Il significato reale della comunicazione: la reazione conta più delle parole
Spesso si pensa che comunicare significhi semplicemente trasferire un messaggio chiaro e comprensibile da una persona all'altra, ma la realtà è molto più complessa e sfaccettata di quanto appaia a prima vista. Come recita un famoso aforisma della programmazione neuro-linguistica, "Il significato di qualsiasi comunicazione non sta in ciò che noi pensiamo che significhi, ma nella reazione che provoca". Questa semplice ma profonda verità pone l'accento su un aspetto fondamentale e troppo spesso trascurato della comunicazione: non basta esprimersi chiaramente dal proprio punto di vista o ritenere di aver detto le cose nel modo giusto; è necessario assicurarsi che chi ascolta riceva effettivamente il messaggio nel modo previsto e reagisca di conseguenza con le emozioni e i comportamenti desiderati. Nel contesto dello sport, dove la relazione tra allenatore e atleta rappresenta il cuore pulsante di ogni processo di crescita e miglioramento, questo principio diventa ancor più determinante e imprescindibile. Non è raro imbattersi in incomprensioni che generano frustrazione, delusione e conflitti da entrambe le parti, proprio perché ognuno interpreta ciò che viene detto attraverso il filtro delle proprie esperienze passate, delle proprie aspettative e della propria visione del mondo.
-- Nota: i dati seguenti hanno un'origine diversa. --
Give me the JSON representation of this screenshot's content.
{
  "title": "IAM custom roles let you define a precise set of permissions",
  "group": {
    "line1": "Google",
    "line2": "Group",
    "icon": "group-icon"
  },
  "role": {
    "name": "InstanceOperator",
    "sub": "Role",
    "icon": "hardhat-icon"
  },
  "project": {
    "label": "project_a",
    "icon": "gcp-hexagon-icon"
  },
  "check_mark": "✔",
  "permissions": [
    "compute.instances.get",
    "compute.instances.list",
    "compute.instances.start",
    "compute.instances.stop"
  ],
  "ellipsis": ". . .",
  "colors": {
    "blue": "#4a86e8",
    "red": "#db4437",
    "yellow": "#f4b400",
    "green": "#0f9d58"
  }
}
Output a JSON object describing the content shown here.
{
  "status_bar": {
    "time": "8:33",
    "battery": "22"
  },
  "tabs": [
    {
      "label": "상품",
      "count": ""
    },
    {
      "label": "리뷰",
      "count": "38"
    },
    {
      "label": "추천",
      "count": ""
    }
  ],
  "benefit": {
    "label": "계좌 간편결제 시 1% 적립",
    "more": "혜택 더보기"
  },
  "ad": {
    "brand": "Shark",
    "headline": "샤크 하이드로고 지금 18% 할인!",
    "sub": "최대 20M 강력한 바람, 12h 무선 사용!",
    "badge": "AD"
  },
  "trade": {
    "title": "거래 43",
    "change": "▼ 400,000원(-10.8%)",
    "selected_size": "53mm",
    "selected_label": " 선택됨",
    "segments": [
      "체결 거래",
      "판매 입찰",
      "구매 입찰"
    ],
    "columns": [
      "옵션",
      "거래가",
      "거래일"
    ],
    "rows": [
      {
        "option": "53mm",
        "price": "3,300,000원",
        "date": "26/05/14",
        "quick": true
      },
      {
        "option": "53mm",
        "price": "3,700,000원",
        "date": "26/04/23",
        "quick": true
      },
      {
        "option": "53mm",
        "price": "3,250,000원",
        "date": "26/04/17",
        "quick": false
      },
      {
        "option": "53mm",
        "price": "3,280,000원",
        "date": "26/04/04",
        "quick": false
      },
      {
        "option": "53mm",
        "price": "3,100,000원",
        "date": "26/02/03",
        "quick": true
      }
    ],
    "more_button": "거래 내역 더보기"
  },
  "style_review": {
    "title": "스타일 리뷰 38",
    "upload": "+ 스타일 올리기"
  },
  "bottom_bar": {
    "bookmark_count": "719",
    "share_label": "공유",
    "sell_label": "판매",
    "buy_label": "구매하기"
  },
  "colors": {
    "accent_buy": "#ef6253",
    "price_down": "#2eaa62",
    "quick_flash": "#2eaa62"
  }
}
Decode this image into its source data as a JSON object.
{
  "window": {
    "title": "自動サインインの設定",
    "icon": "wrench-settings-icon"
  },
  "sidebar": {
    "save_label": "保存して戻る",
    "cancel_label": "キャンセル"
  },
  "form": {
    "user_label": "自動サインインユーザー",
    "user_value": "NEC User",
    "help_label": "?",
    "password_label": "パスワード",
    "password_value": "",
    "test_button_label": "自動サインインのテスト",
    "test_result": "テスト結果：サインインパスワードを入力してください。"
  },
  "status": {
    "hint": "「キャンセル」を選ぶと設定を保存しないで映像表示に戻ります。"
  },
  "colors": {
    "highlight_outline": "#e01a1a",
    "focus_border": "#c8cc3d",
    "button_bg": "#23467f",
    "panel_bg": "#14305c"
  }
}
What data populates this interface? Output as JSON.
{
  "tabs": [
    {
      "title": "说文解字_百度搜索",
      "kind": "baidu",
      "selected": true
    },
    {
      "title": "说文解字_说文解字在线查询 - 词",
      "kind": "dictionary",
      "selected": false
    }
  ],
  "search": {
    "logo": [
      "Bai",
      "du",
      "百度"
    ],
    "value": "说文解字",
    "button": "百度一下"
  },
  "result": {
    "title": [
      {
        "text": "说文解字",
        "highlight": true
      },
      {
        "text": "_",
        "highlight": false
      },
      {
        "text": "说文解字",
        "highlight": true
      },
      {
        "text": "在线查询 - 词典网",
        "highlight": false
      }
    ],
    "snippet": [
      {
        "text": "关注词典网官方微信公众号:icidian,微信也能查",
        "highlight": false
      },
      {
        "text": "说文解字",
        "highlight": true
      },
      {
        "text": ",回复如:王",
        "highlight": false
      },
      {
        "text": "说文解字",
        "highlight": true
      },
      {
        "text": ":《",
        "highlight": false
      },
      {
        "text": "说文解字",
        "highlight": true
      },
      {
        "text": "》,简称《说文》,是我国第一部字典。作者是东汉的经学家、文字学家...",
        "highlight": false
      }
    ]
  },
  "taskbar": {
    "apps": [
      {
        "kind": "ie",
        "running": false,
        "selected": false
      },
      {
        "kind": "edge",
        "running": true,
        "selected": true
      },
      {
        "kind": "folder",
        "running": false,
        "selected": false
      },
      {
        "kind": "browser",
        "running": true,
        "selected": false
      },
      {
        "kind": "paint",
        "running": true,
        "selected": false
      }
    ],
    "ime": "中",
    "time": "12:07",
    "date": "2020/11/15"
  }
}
L'allenatore ritiene di essere chiaro e preciso nelle sue richieste tecniche e motivazionali, mentre l'atleta, a causa di emozioni represse, preoccupazioni non espresse o semplicemente di un diverso stato d'animo nel momento della comunicazione, percepisce un messaggio distorto, diverso o addirittura negativo e minaccioso. È dunque essenziale diventare consapevoli che il valore reale della comunicazione risiede soprattutto nell'effetto che produce sull'altro, e non nel contenuto che si crede ingenuamente di aver trasmesso.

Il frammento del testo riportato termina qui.